Live Music & Film Prix De Beauté
When
31 Aug 2014
Where
Gallery of Modern Art & Cinema A
About
Augusto Genina's Prix de Beauté 1930 features the luminous Louise Brooks in her last major role. It tells the story of bored Parisian typist Lucienne, who enters a newspaper beauty contest as a lark only to find herself the winning contestant. Glamour and romance beckon, including a royal suitor, Lucienne is caught between the opportunity to escape her mundane life and the desires of her jealous boyfriend.

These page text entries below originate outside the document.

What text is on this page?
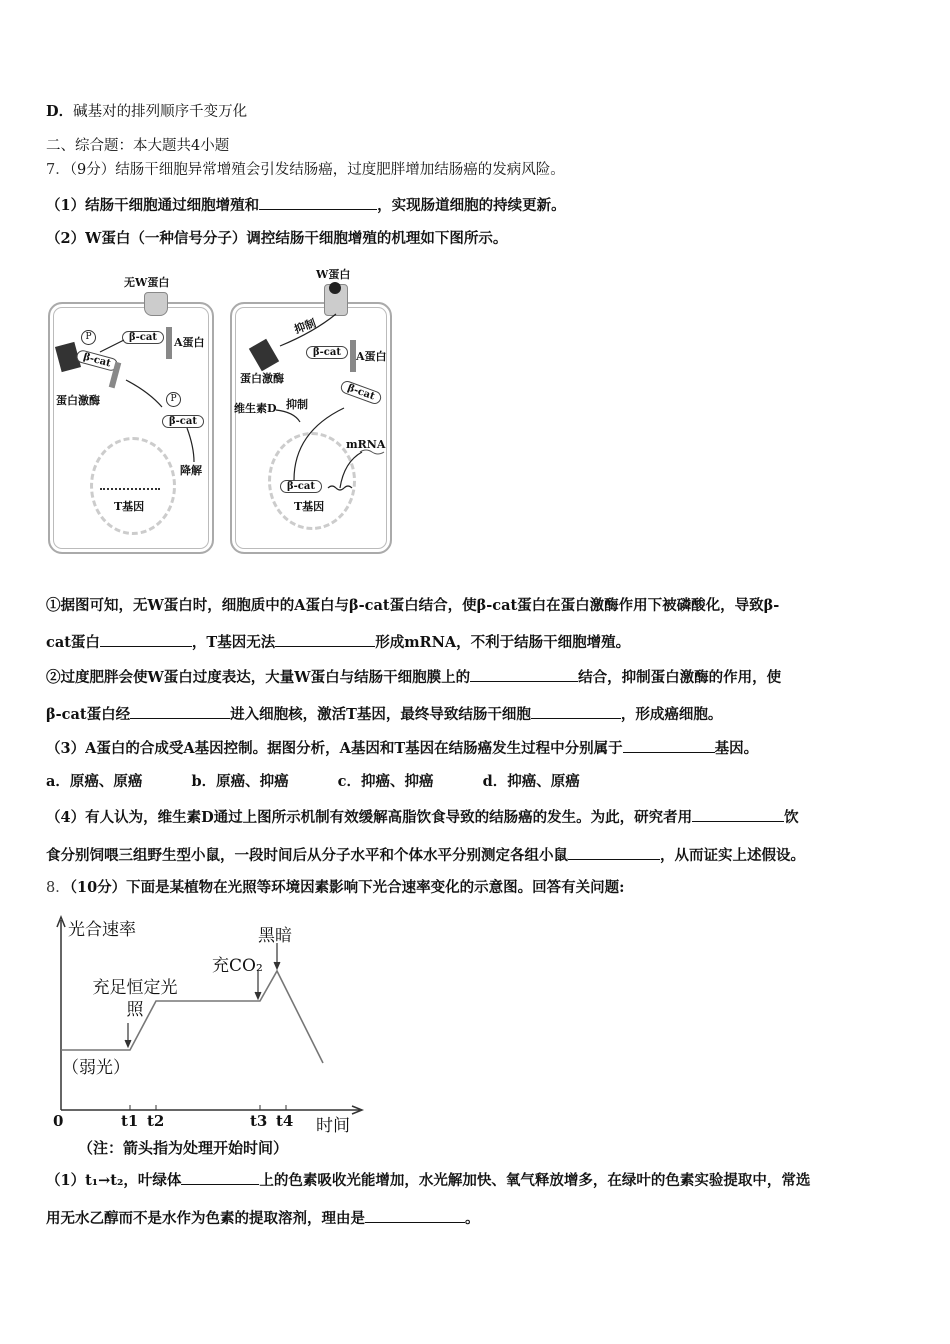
D．碱基对的排列顺序千变万化
二、综合题：本大题共4小题
7．（9分）结肠干细胞异常增殖会引发结肠癌，过度肥胖增加结肠癌的发病风险。
（1）结肠干细胞通过细胞增殖和	，实现肠道细胞的持续更新。
（2）W蛋白（一种信号分子）调控结肠干细胞增殖的机理如下图所示。
无W蛋白
β-cat	A蛋白
P
β-cat
蛋白激酶	P
β-cat
降解
T基因
W蛋白
抑制
蛋白激酶
β-cat	A蛋白
维生素D 抑制
β-cat
mRNA
β-cat
T基因
①据图可知，无W蛋白时，细胞质中的A蛋白与β-cat蛋白结合，使β-cat蛋白在蛋白激酶作用下被磷酸化，导致β-
cat蛋白	，T基因无法	形成mRNA，不利于结肠干细胞增殖。
②过度肥胖会使W蛋白过度表达，大量W蛋白与结肠干细胞膜上的	结合，抑制蛋白激酶的作用，使
β-cat蛋白经	进入细胞核，激活T基因，最终导致结肠干细胞	，形成癌细胞。
（3）A蛋白的合成受A基因控制。据图分析，A基因和T基因在结肠癌发生过程中分别属于	基因。
a．原癌、原癌	b．原癌、抑癌	c．抑癌、抑癌	d．抑癌、原癌
（4）有人认为，维生素D通过上图所示机制有效缓解高脂饮食导致的结肠癌的发生。为此，研究者用	饮
食分别饲喂三组野生型小鼠，一段时间后从分子水平和个体水平分别测定各组小鼠	，从而证实上述假设。
8．（10分）下面是某植物在光照等环境因素影响下光合速率变化的示意图。回答有关问题:
光合速率	黑暗
充CO₂
充足恒定光照
（弱光）
0	t1 t2	t3 t4 时间
（注：箭头指为处理开始时间）
（1）t₁→t₂，叶绿体	上的色素吸收光能增加，水光解加快、氧气释放增多，在绿叶的色素实验提取中，常选
用无水乙醇而不是水作为色素的提取溶剂，理由是	。
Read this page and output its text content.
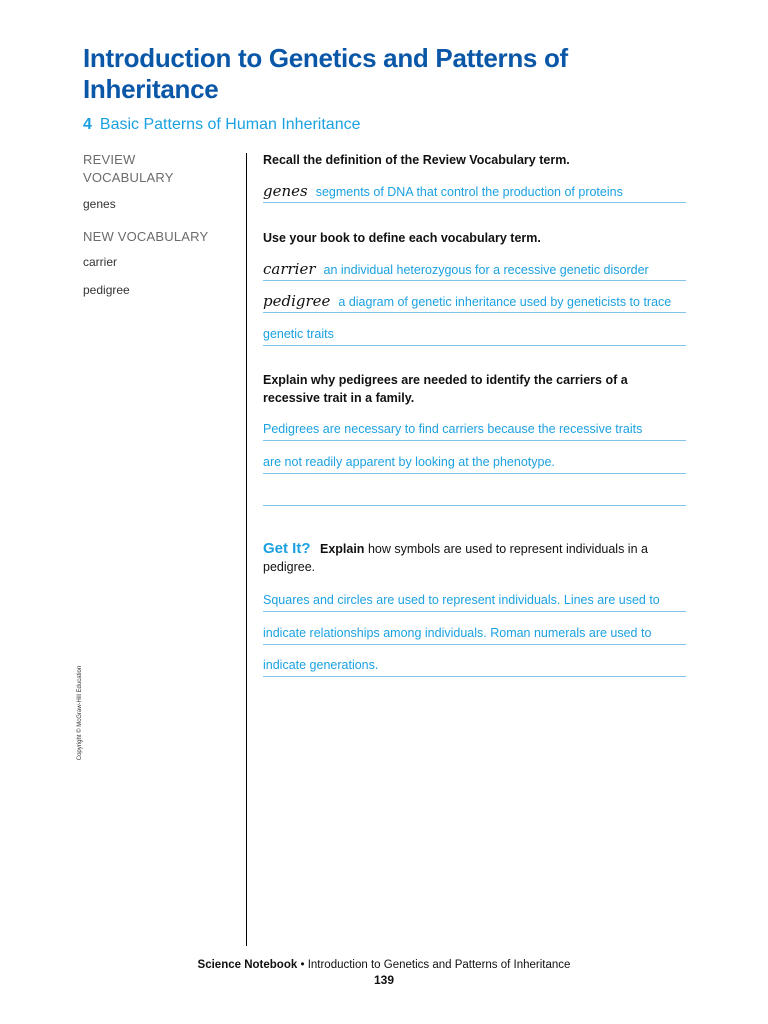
Introduction to Genetics and Patterns of Inheritance
4 Basic Patterns of Human Inheritance
REVIEW VOCABULARY
genes
NEW VOCABULARY
carrier
pedigree
Recall the definition of the Review Vocabulary term.
genes segments of DNA that control the production of proteins
Use your book to define each vocabulary term.
carrier an individual heterozygous for a recessive genetic disorder
pedigree a diagram of genetic inheritance used by geneticists to trace
genetic traits
Explain why pedigrees are needed to identify the carriers of a recessive trait in a family.
Pedigrees are necessary to find carriers because the recessive traits
are not readily apparent by looking at the phenotype.
Get It? Explain how symbols are used to represent individuals in a pedigree.
Squares and circles are used to represent individuals. Lines are used to
indicate relationships among individuals. Roman numerals are used to
indicate generations.
Copyright © McGraw-Hill Education
Science Notebook • Introduction to Genetics and Patterns of Inheritance
139
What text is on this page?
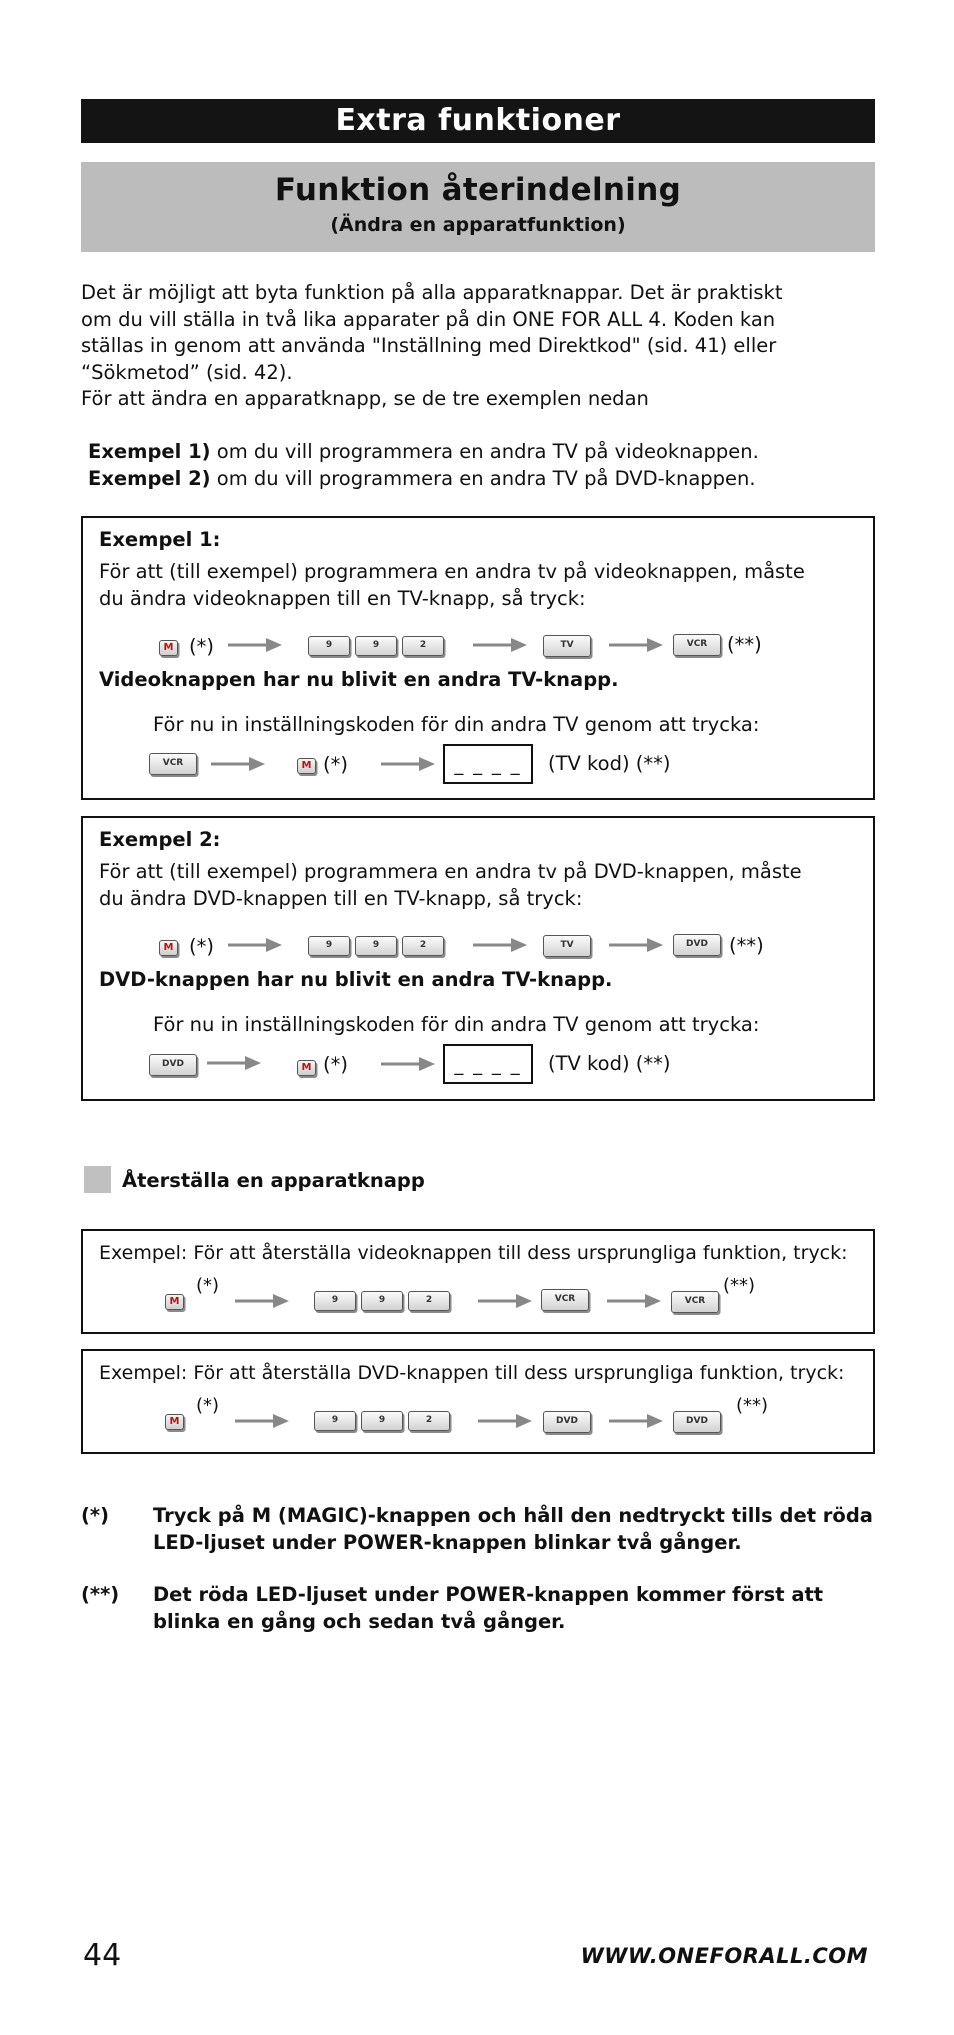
Extra funktioner
Funktion återindelning
(Ändra en apparatfunktion)

Det är möjligt att byta funktion på alla apparatknappar. Det är praktiskt

om du vill ställa in två lika apparater på din ONE FOR ALL 4. Koden kan

ställas in genom att använda "Inställning med Direktkod" (sid. 41) eller

“Sökmetod” (sid. 42).

För att ändra en apparatknapp, se de tre exemplen nedan

Exempel 1) om du vill programmera en andra TV på videoknappen.

Exempel 2) om du vill programmera en andra TV på DVD-knappen.

Exempel 1:
För att (till exempel) programmera en andra tv på videoknappen, måste
du ändra videoknappen till en TV-knapp, så tryck:
M (*)	9	9	2	TV	VCR	(**)
Videoknappen har nu blivit en andra TV-knapp.
För nu in inställningskoden för din andra TV genom att trycka:
VCR	M (*)	_ _ _ _	(TV kod) (**)
Exempel 2:
För att (till exempel) programmera en andra tv på DVD-knappen, måste
du ändra DVD-knappen till en TV-knapp, så tryck:
M (*)	9	9	2	TV	DVD	(**)
DVD-knappen har nu blivit en andra TV-knapp.
För nu in inställningskoden för din andra TV genom att trycka:
DVD	M (*)	_ _ _ _	(TV kod) (**)
Återställa en apparatknapp
Exempel: För att återställa videoknappen till dess ursprungliga funktion, tryck:
M
(*)
9	9	2	VCR	VCR
(**)
Exempel: För att återställa DVD-knappen till dess ursprungliga funktion, tryck:
M
(*)
9	9	2	DVD	DVD
(**)
(*) Tryck på M (MAGIC)-knappen och håll den nedtryckt tills det röda LED-ljuset under POWER-knappen blinkar två gånger.
(**) Det röda LED-ljuset under POWER-knappen kommer först att blinka en gång och sedan två gånger.
44	WWW.ONEFORALL.COM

As Dennis Harvey wrote for the San Francisco Silent Film Festival:
'Beauty pageants were still a relatively novel object of public curiosity at the time, and Genina brings a near-documentary feel to much of the early film. More novel still was the ambitious script's gender dynamic [written by Georg Wilhelm Pabst and René Clair]. While a typical movie of the era (and for many years after) found the career girl coming to her senses and realising that all she really wants is to stay home and do hubby's washing, here Lucienne is clearly oppressed by André's controlling love.'
Prix de Beauté was produced over the period when cinema was of the transitioning from silent to sound and two versions of the film were completed, with the rather clunky early sound film more generally available. This presentation with live accompaniment by David Bailey on the Gallery's 1929 Wurlitzer organ showcases recent restoration by the Cineteca di Bologna of the superior silent version.
David Bailey
David Bailey developed a deep fascination with early 20th Century music at a young age which led to studies in piano and in particular the world of ragtime. As a teenager Bailey stumbled on the world of the cinema organ and was captivated by the rare and vast tonal and dynamic abilities of these instruments. A transition to organ studies followed and a deep passion grew for the music of the 20's and 30's and in turn their relationship to the world of silent cinema. Today Bailey is immersed in this musical world and personalities such as Sophie Tucker, Billie Holiday and Stephane Grappelli as well as theatre organists Sidney Torch and George Wright.
Bailey continues to perform in concert for many organ societies in Queensland, New South Wales, Victoria, Western Australia and New Zealand. Since the installation of the rare Wurlitzer style 260 organ in the Australian Cinémathèque in 2006 (originally housed in Brisbane's Regent Theatre) he has composed and performed new film scores for many of the silent cinema programs held at the Gallery of Modern Art.